Große Hoffnungen weckt ein kürzlich verfasster Antrag der Ampelkoalition, der zwar „aus Rücksicht auf einen Koalitionspartner“ Taurus-Marschflugkörper nicht namentlich erwähne, so Faber, jedoch explizit weitreichende Waffenlieferungen an die Ukraine zur Zerstörung russischer Munitionsdepots fordert. Der ukrainische Abgeordnete und stellvertretende Vorsitzende des ukrainischen Verteidigungsausschusses, Yehor Cherniev, begrüßte den Antrag. Denn die Ukraine baue zwar ihre eigene Rüstungsproduktion aus; für die erfolgreiche Zerstörung russischer Munitionsdepots und Stützpunkte auf ukrainischem Boden sei sie jedoch auf umfangreiche Waffenlieferungen im Bereich der Artillerie und sogenannte „Cruised Missiles“ von ihren Partnern angewiesen. Cherniev beschrieb dabei auch den Siegeswillen der ukrainischen Bevölkerung und das gleichzeitige Leid durch die Länge und Intensität des Krieges. Letzteres erfuhr Chernievs Familie selbst, da sein Bruder vor Kurzem an der Front verwundet wurde. 
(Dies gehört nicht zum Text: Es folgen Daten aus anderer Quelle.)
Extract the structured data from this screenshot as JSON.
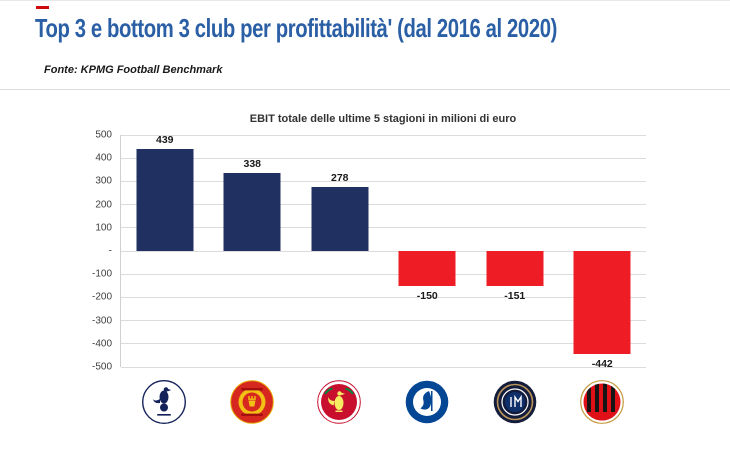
{
  "header": {
    "title": "Top 3 e bottom 3 club per profittabilità' (dal 2016 al 2020)",
    "source": "Fonte: KPMG Football Benchmark"
  },
  "chart_data": {
    "type": "bar",
    "title": "EBIT totale delle ultime 5 stagioni in milioni di euro",
    "categories": [
      "Tottenham Hotspur",
      "Manchester United",
      "Liverpool",
      "Chelsea",
      "Inter",
      "AC Milan"
    ],
    "values": [
      439,
      338,
      278,
      -150,
      -151,
      -442
    ],
    "labels": [
      "439",
      "338",
      "278",
      "-150",
      "-151",
      "-442"
    ],
    "ylim": [
      -500,
      500
    ],
    "ytick_labels": [
      "500",
      "400",
      "300",
      "200",
      "100",
      "-",
      "-100",
      "-200",
      "-300",
      "-400",
      "-500"
    ],
    "grid": true,
    "legend": "none",
    "positive_color": "#1f3061",
    "negative_color": "#ee1c25"
  },
  "accents": {
    "title_color": "#2b5fa5",
    "red_tick_color": "#cf0a0a"
  }
}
Kunstausstellung „The Future of Ukraine“

Kunstausstellung „The Future of Ukraine“

© FNF

Veränderung des deutschen Mindsets seit Februar 2022

„Vor zwei Jahren wären Waffenlieferungen in ein Kriegsgebiet in Milliardenhöhe undenkbar gewesen“, stellte Generalmajor Dr. Christian Freuding, Leiter des Planungs- und Führungsstabs im Bundesministerium der Verteidigung, fest. Das deutsche Mindset habe sich in dieser Hinsicht stark verändert. Gleichzeitig sind bürgernahe Gespräche fortlaufend nötig, um über die notwendige Unterstützung für die Ukraine im Gespräch zu bleiben und das Verständnis in der Bevölkerung aufrechtzuerhalten. Freuding plädierte dafür, dass Deutschland an dem Kurs der militärischen Unterstützung für die Ukraine „as long as it takes“ festhalten müsse, damit „sich die Ukraine erfolgreich gegen diesen flagranten Völkerrechtsbruch wehren kann.“ Marcus Faber pflichtete dem bei: „Wir haben lange gebraucht, um Lernprozesse bei den Menschen auszulösen.“ Auf die Nachfrage einer ukrainischen Aktivistin aus dem Publikum, welche Rolle die Zivilgesellschaft für eine schnellere Entscheidungsfindung bei Waffenlieferungen spielen kann, unterstrich Faber, dass an vielen Stellen noch Überzeugungsarbeit geleistet werden müsse – sowohl bei den Bürgern als auch bei einigen Abgeordneten: „Bringen Sie Ihre Perspektiven zu denen, die noch nicht überzeugt sind.“

Rolle der NATO und EU-Rüstungsbinnenmarkt aufbauen

In Bezug auf die NATO waren sich die Panelisten einig, dass Deutschland und Europa eine gewichtigere und eigenständigere Rolle einnehmen muss. Stefanie Babst betonte, dass die NATO-Mitglieder und der Westen ihre unterschiedlichen Formate (u.a. G7, Rammsteingruppe) klarer und transparenter – auch der Ukraine als Partner gegenüber – kommunizieren muss. Die NATO müsse sich dabei auch strategisch mit ihren Verbündeten auf ein Worst-Case-Szenario einstellen, sofern Donald Trump wieder US-Präsident werden sollte. Michael Link, stellvertretender Fraktionsvorsitzender der FDP-Bundestagsfraktion, griff dies in seinem Schlusswort ebenfalls auf und unterstrich die Bedeutung der transatlantischen Beziehungen sowie die Wichtigkeit der Eigenständigkeit Europas in der NATO, unabhängig von dem tatsächlichen Wahlausgang. Die FDP unterstützte daher auch die Idee eines EU-Rüstungsbinnenmarkts, der nachhaltig installiert werden müsse.